The well-known Israeli
singer Yehoram Gaon stars as the megalomaniac head of the Mossad who will do
anything to obtain the nuclear option for Israel. He negotiates with the French and the Germans
and he organizes a team of Israeli scientists to go to Paris to work on the
bomb. Why do the scientists agree to do
this work? One wants it for his own
career advancement. Another wants it in
order to be close to one of the other scientists. Only the chief scientist seems to have doubts
and questions concerning his role in the development of the bomb.
The film includes a great
deal of rhetoric about the post-Holocaust need to create a strong and
invincible nation. This explains why the
nuclear option was chosen at that time -- not because Israel wanted to be the
aggressor in war against her neighbors, but rather in order to ensure that
"it would never happen again."
Why are some Israelis still obsessed with this subject --
and why are they making a film about it today?

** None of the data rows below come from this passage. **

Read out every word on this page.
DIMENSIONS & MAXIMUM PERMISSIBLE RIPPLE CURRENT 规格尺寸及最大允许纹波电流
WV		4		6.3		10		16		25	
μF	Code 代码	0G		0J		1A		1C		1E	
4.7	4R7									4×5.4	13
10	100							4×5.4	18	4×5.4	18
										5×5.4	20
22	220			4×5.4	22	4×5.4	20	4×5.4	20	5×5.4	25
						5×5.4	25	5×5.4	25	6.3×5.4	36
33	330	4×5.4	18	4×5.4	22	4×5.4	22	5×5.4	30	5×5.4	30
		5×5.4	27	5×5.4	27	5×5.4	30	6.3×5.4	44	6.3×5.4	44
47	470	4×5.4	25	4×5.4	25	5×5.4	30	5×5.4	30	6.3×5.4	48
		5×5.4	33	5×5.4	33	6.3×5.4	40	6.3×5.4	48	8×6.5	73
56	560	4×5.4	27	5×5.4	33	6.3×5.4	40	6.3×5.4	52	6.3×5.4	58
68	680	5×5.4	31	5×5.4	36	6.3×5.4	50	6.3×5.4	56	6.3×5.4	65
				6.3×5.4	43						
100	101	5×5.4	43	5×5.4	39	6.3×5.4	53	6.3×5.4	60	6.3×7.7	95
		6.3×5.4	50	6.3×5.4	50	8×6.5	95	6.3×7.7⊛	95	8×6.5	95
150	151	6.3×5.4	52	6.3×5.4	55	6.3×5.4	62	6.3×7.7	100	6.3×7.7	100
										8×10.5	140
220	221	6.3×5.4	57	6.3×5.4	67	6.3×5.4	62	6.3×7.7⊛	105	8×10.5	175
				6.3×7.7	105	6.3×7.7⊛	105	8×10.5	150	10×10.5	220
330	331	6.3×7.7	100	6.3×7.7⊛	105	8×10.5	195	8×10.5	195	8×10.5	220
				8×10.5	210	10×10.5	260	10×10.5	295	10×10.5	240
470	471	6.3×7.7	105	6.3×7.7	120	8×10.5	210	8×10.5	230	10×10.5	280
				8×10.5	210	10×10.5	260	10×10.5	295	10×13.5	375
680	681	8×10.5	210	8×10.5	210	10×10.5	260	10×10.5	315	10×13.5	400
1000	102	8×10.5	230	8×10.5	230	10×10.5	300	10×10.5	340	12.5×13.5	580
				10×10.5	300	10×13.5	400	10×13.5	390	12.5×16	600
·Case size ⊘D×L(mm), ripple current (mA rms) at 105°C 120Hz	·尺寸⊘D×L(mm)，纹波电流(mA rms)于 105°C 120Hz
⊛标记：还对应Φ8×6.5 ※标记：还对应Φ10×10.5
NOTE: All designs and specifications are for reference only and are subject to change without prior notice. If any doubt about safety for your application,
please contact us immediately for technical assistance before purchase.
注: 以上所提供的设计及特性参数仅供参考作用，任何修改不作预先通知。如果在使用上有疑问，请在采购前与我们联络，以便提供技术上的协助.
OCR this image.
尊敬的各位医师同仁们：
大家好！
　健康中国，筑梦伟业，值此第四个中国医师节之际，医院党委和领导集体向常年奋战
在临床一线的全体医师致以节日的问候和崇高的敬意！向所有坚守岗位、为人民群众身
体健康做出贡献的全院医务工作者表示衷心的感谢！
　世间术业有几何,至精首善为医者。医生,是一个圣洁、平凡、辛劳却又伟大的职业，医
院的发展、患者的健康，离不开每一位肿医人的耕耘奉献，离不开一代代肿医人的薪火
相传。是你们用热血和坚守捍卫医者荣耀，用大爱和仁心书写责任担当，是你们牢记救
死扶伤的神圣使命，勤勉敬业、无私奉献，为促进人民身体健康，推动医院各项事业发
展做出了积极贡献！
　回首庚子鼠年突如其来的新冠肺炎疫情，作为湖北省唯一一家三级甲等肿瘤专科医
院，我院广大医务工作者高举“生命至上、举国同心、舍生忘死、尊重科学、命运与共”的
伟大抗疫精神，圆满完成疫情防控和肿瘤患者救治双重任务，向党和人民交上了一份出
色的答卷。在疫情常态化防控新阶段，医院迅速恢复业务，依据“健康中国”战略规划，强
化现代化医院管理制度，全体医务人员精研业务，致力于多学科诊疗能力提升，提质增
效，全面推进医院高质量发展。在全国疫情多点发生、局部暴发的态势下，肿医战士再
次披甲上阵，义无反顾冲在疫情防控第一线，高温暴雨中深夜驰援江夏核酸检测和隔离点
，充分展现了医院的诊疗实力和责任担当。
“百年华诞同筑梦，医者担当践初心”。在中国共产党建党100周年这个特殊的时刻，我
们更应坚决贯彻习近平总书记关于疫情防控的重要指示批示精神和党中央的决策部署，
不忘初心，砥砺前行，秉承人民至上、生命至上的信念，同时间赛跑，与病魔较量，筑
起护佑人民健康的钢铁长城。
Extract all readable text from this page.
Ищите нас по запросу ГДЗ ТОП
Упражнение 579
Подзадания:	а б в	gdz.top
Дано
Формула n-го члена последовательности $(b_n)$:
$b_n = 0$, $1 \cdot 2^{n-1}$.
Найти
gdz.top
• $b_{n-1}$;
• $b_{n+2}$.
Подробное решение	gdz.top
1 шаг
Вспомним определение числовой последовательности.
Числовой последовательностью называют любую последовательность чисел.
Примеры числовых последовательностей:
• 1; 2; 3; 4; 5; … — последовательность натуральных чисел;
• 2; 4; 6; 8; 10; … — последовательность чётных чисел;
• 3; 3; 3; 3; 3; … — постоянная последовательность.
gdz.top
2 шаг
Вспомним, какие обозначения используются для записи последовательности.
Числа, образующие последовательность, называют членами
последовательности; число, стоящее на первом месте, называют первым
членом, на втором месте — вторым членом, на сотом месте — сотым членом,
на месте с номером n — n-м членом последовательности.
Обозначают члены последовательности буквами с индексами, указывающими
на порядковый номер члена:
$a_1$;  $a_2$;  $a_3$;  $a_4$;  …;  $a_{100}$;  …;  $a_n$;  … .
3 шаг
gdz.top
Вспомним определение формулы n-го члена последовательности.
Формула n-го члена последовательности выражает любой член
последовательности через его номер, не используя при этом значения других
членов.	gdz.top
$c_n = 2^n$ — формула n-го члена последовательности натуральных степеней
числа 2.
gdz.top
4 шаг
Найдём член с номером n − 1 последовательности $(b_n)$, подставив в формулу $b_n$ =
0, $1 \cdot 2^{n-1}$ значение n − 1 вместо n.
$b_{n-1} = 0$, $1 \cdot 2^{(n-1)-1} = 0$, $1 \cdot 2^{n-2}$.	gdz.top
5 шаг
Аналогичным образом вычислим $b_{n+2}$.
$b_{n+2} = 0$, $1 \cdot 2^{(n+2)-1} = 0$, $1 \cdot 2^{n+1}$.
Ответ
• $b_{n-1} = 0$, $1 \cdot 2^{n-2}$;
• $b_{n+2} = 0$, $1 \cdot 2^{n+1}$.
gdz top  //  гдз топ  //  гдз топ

Not only because Iran is looking to arm itself with nuclear weapons, but
because many Israelis still see, in every enemy, Nazis who want to annihilate the Jewish state.
At the end of the film,
when the narrative construct returns to the present day, there is a coup in
Iran, forcing those who were loading the nuclear warheads to back down, thus
avoiding a nuclear disaster. Notwithstanding
the need to prevent Iran from stockpiling nuclear weapons and the winds of
change that are blowing there, I much prefer Eytan Fox's perspective in his
film Walk on Water, in which his Mossad killer/main character
concludes that he just doesn't want to kill anymore. In the context of that film, it can be
interpreted to mean that he just doesn't want to hunt Nazis anymore. In addition, we are now a strong and powerful
nation and he doesn't want to only see the world through a lens of paranoia. The main character also states clearly that you don't have to walk on water. In other words, it's time to stop our
obsession with being super-human and all powerful, and just get on with living
a normal life.
Operation Sunflower is available in the U.S. from Israeli Films.